4. Situation de la dette

La manne pétrolière a permis à la Guinée Equatoriale de sortir du cycle de rééchelonnements en Club de Paris (son dernier accord date de 1994). Le pays -quasiment sans dette extérieure jusqu’en 2008-, a contracté de nouveaux emprunts à partir de 2009, essentiellement avec la Chine. L’encours (dette intérieure et extérieure) est ainsi passé de 0,8 % du PIB fin 2008 à 14% fin 2015, avec un doublement de la dette entre 2013 et 2015.  Jusqu’en 2013, la quasi-totalité (93%) de la dette était due à la Chine, avec une ligne de crédit de 2 Mds USD accordée par l’Eximbank China pour les projets d’infrastructures. La dette équato-guinéenne est considérée comme soutenable par le FMI et atteindrait 19,6% du PIB en 2016 dont 11,4% de dette extérieure.

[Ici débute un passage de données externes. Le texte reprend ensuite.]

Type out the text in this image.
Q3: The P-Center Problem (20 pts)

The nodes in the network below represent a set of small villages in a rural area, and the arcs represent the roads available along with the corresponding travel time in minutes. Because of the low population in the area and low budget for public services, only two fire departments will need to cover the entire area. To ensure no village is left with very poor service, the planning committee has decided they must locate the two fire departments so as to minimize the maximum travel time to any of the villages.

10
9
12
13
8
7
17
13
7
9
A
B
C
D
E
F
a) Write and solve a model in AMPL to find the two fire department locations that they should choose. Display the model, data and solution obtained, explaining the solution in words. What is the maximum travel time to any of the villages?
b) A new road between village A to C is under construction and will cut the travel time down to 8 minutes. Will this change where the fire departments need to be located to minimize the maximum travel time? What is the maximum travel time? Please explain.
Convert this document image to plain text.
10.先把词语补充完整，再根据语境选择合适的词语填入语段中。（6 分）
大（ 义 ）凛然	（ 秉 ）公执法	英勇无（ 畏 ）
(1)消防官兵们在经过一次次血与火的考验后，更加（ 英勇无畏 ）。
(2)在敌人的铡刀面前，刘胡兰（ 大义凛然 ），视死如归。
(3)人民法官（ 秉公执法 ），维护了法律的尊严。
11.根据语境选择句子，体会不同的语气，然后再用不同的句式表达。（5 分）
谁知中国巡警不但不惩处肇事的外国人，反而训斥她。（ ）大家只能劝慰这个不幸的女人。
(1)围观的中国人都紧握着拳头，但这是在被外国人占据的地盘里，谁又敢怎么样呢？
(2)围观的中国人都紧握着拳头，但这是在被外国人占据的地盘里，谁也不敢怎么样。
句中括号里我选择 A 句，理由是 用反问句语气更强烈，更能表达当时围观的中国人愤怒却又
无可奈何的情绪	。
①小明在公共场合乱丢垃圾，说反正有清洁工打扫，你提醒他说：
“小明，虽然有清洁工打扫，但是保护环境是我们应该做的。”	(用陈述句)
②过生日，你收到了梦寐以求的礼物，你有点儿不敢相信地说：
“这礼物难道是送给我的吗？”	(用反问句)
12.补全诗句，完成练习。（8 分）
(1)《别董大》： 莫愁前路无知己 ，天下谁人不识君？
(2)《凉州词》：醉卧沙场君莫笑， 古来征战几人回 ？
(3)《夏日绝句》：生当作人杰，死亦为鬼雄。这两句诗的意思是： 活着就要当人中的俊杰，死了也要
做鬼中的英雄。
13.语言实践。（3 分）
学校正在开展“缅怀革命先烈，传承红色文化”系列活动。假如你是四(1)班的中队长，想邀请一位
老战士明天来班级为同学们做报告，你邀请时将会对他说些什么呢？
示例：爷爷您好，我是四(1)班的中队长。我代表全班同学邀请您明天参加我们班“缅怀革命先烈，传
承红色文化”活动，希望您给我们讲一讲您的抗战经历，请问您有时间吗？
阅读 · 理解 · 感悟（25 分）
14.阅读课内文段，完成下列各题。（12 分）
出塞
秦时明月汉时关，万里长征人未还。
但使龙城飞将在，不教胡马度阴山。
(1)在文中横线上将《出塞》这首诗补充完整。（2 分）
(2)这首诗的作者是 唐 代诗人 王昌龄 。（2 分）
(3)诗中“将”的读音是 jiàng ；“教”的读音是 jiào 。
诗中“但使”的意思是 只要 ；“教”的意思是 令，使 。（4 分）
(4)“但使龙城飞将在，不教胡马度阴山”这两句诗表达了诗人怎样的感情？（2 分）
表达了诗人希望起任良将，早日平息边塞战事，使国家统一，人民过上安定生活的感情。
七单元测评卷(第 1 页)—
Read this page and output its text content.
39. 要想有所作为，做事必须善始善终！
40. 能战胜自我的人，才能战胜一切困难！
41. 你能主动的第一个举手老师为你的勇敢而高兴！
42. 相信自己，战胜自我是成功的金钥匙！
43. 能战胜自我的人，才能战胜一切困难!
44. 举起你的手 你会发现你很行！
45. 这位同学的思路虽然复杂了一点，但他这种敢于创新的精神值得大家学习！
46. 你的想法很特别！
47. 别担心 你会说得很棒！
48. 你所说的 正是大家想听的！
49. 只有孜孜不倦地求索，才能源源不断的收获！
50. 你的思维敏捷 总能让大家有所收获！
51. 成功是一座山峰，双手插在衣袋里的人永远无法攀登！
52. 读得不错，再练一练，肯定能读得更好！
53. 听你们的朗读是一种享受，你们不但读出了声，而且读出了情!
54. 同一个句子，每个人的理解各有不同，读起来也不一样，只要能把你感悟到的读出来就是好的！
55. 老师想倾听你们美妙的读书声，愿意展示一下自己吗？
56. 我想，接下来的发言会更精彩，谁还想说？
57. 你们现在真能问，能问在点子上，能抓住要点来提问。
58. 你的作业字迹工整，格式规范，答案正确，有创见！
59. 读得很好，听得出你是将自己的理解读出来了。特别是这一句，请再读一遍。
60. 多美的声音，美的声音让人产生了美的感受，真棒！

 5. L'aide bilatérale française

L’AFD n’intervient pas en Guinée Equatoriale compte tenu du niveau de son PIB/ habitant. Les actions du service de coopération et d’action culturelle concernent essentiellement le domaine linguistique et la gouvernance.

 6. Présence économique française

6.1. Commerce extérieur

Les exportations françaises vers la Guinée équatoriale ont baissé de 43,8% en 2016, après une diminution de -25,8% en 2015, pour atteindre 43 M€. Cette baisse est imputable pour l’essentiel au poste « équipements mécaniques et le matériel électrique » (-53,4% à 13,9 M€) suite à la diminution des investissements publics, et aux postes « autres produits industriels » (-50,3% à 11,8 M €) et « produits des industries agroalimentaires » (-11,2% à 13,6M€) suite notamment à la baisse du niveau de vie des populations.

Les importations françaises de Guinée Equatoriale ont baissé de 87,5% à 44,8 M€ (contre -52,2% en 2015), en raison pour l’essentiel de la baisse de 88% des exportations d’hydrocarbures qui représentent 99% du total.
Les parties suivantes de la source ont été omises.